Per risorgere bisogna cadere a terra e il funerale organizzato dal comitato dell’apecar porta il feretro sotto Palazzo di Città. In quella bara c’è il gregge abbattuto dell’allevatore Vincenzo Fornaro, ci sono le tonnellate di mitili bruciate di Luciano Carriero, ci sono le decantate alternative che non possono rinascere. Sono funerali di una città, non certamente di Stato. Qui non ci sono grandi personalità da commemorare. Sono esequie private di un territorio mentre lo Stato ha già “decretato” la propria omelia.

Un’omelia che prevede anche una possibile “delocalizzazione di alcune strutture abitative che sono più esposte ai rischi della contaminazione ambientale”. Certamente, arance, mitili e pecore sono già state deportate. Prende la parola uno dei portavoce del comitato. «Hanno ucciso la nostra terra e le nostre menti. Hanno voluto far credere che fossimo noi il problema. Qui i primi a essere penalizzati sono proprio i lavoratori. Le vittime di un sistema che ha generato profitti per pochi mentre la città lentamente muore».

Una forma di protesta simbolica e provocatoria per ricordare quei mestieri e quei prodotti che qui sono stati cancellati dalla grande industria. Una processione che non fermerà chi ha già deciso, sicuramente. Ma questo fa parte della storia di questa città. Ed è un’altra storia. Come detto, però, sabato ce ne sarà un’altra.

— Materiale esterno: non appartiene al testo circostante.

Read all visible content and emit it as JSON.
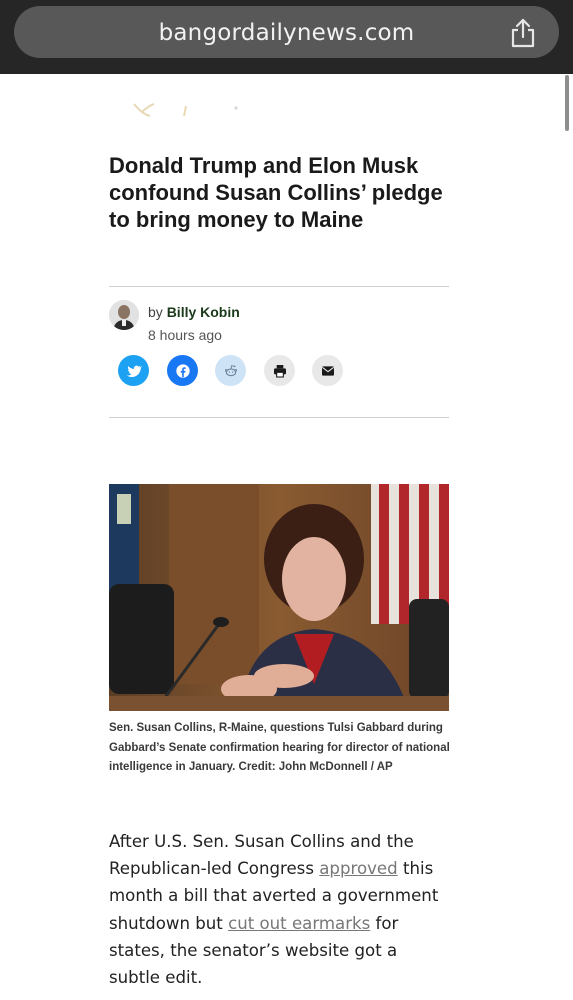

Una manifestazione diversa con contenuti altrettanto differenti. Si celebrerà la Taranto Libera. Più che una celebrazione, un auspicio. Un auspicio condito, magari, da molte più persone rispetto a ieri. Una cartolina più corposa da recapitare a chi firma, fa e disfa. E a proposito, una “cartolina da Taranto” era depositata nella bara. Un disegno, più che altro. Con fumi e ciminiere che nascondono i due mari.

«Questa è una provocazione – ha proseguito uno dei portavoce del comitato – invitiamo tutti i cittadini a scendere in piazza il giorno 15 per protestare contro un decreto legge “salva Ilva” firmato in fretta e furia da Napolitano, col compiacimento dei sindacati tutti, che ci attribuisce lo status di “sito di interesse strategico” per continuare la produzione e inscenando una finta bonifica. Perché è giusto sacrificare una città per salvare una nazione? Oggi più che mai è fondamentale incontrarsi nelle piazze e nelle strade di Taranto, a fianco dei cittadini e dei lavoratori che non vogliono cedere a questo ricatto, per rivendicare, insieme alla chiusura dell’Ilva, un reddito universale, incondizionato e slegato dal lavoro».

Per il giorno 15 è prevista la partecipazione di delegazioni da altre parti d’Italia. Da Bari, da Lecce ma anche da diverse città del Nord. Resta da capire la risposta di Taranto e dei tarantini. Quella proveniente dalle stanze romane, invece, già si conosce.